Black poo is one of a number of shades your stools can turn, and it could indicate diet or a medical condition.

It is worth paying attention to poo colour since it can often be a good indicator of health.

According to the Mayo Clinic, all shades of brown - and even green - are considered normal.

However, dark red poo can indicate bowel cancer, while white or clay-coloured stools may point to diseases of the liver or bile ducts.

Black poo could be caused by iron supplements, and even a handful of Oreos can turn them dark.

But you should see your doctors as soon as possible since it could be a sign of something much more serious.

Bleeding ulcer

Black poo may be triggered by bleeding in the upper digestive tract, such as the oesophagus and stomach.

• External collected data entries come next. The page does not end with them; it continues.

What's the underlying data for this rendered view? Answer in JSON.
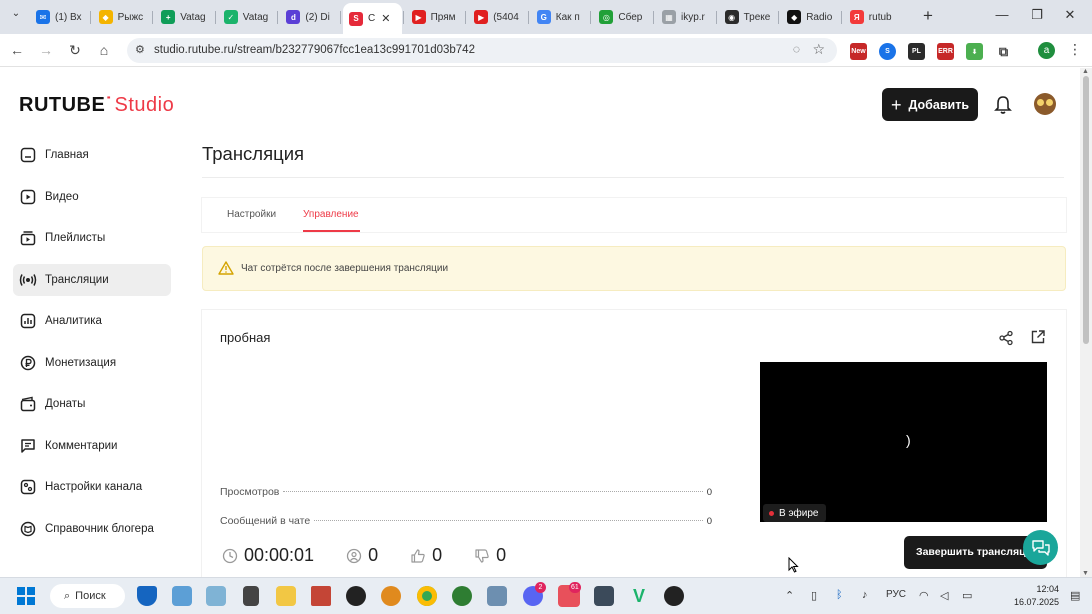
{
  "browser": {
    "tabs": [
      {
        "title": "(1) Вх",
        "favicon_color": "#1a73e8",
        "favicon": "✉"
      },
      {
        "title": "Рыжс",
        "favicon_color": "#f4b400",
        "favicon": "◆"
      },
      {
        "title": "Vatag",
        "favicon_color": "#0f9d58",
        "favicon": "+"
      },
      {
        "title": "Vatag",
        "favicon_color": "#1bb36b",
        "favicon": "✓"
      },
      {
        "title": "(2) Di",
        "favicon_color": "#5b3fd6",
        "favicon": "d"
      },
      {
        "title": "C",
        "favicon_color": "#e52a3a",
        "favicon": "S",
        "active": true
      },
      {
        "title": "Прям",
        "favicon_color": "#e02020",
        "favicon": "▶"
      },
      {
        "title": "(5404",
        "favicon_color": "#e02020",
        "favicon": "▶"
      },
      {
        "title": "Как п",
        "favicon_color": "#4285f4",
        "favicon": "G"
      },
      {
        "title": "Сбер",
        "favicon_color": "#21a038",
        "favicon": "◎"
      },
      {
        "title": "ikyp.r",
        "favicon_color": "#9aa0a6",
        "favicon": "▦"
      },
      {
        "title": "Треке",
        "favicon_color": "#2b2b2b",
        "favicon": "◉"
      },
      {
        "title": "Radio",
        "favicon_color": "#111111",
        "favicon": "◆"
      },
      {
        "title": "rutub",
        "favicon_color": "#f33a3a",
        "favicon": "Я"
      }
    ],
    "url": "studio.rutube.ru/stream/b232779067fcc1ea13c991701d03b742"
  },
  "header": {
    "logo_main": "RUTUBE",
    "logo_suffix": "Studio",
    "add_button": "Добавить"
  },
  "sidebar": {
    "items": [
      {
        "label": "Главная",
        "icon": "home-icon"
      },
      {
        "label": "Видео",
        "icon": "video-icon"
      },
      {
        "label": "Плейлисты",
        "icon": "playlist-icon"
      },
      {
        "label": "Трансляции",
        "icon": "broadcast-icon",
        "active": true
      },
      {
        "label": "Аналитика",
        "icon": "analytics-icon"
      },
      {
        "label": "Монетизация",
        "icon": "ruble-icon"
      },
      {
        "label": "Донаты",
        "icon": "wallet-icon"
      },
      {
        "label": "Комментарии",
        "icon": "comment-icon"
      },
      {
        "label": "Настройки канала",
        "icon": "settings-icon"
      },
      {
        "label": "Справочник блогера",
        "icon": "book-icon"
      }
    ]
  },
  "main": {
    "title": "Трансляция",
    "tabs": [
      {
        "label": "Настройки"
      },
      {
        "label": "Управление",
        "active": true
      }
    ],
    "warning": "Чат сотрётся после завершения трансляции",
    "stream": {
      "name": "пробная",
      "stats": [
        {
          "label": "Просмотров",
          "value": "0"
        },
        {
          "label": "Сообщений в чате",
          "value": "0"
        }
      ],
      "spinner_glyph": ")",
      "live_badge": "В эфире",
      "duration": "00:00:01",
      "viewers": "0",
      "likes": "0",
      "dislikes": "0",
      "end_button": "Завершить трансляцию"
    }
  },
  "taskbar": {
    "search_label": "Поиск",
    "language": "РУС",
    "time": "12:04",
    "date": "16.07.2025",
    "badges": {
      "discord": "2",
      "chat": "61"
    }
  },
  "colors": {
    "brand_red": "#ee3a47",
    "dark_button": "#1a1a1a",
    "warning_bg": "#fdf8e1",
    "chat_fab": "#1aa69a",
    "live_dot": "#e5303a"
  }
}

In these cases blood is digested for longer than if bleeding was taking place in the bowel and around the anus which would leave the stool a red colour instead.

Bleeding in any of these parts of the gastrointestinal tract could be very dangerous and you should see a doctor as soon as possible.

This is because bleeding could be potentially caused by an ulcer or tumour, and may prove fatal.

Bowel cancer

According to Cancer Research UK, dark or black-coloured stools could indicate cancer higher up in the bowel - known as the colon.

Bowel cancer is the second most common cause cancer death in the UK.

Black poo may be accompanied by other symptoms, including a change in bowel habits - like diarrhoea and constipation - as well as rectal bleeding.


This is inflammation of the stomach lining and could be caused by over-indulging in alcohol, spicy foods and smoking.

It could also be triggered by over-use of NSAIDs and a bacterial infection.

The condition could be caused by black or dark-coloured stools due to bleeding.

If left untreated, it could lead to dangerous loss of the stomach lining and glands.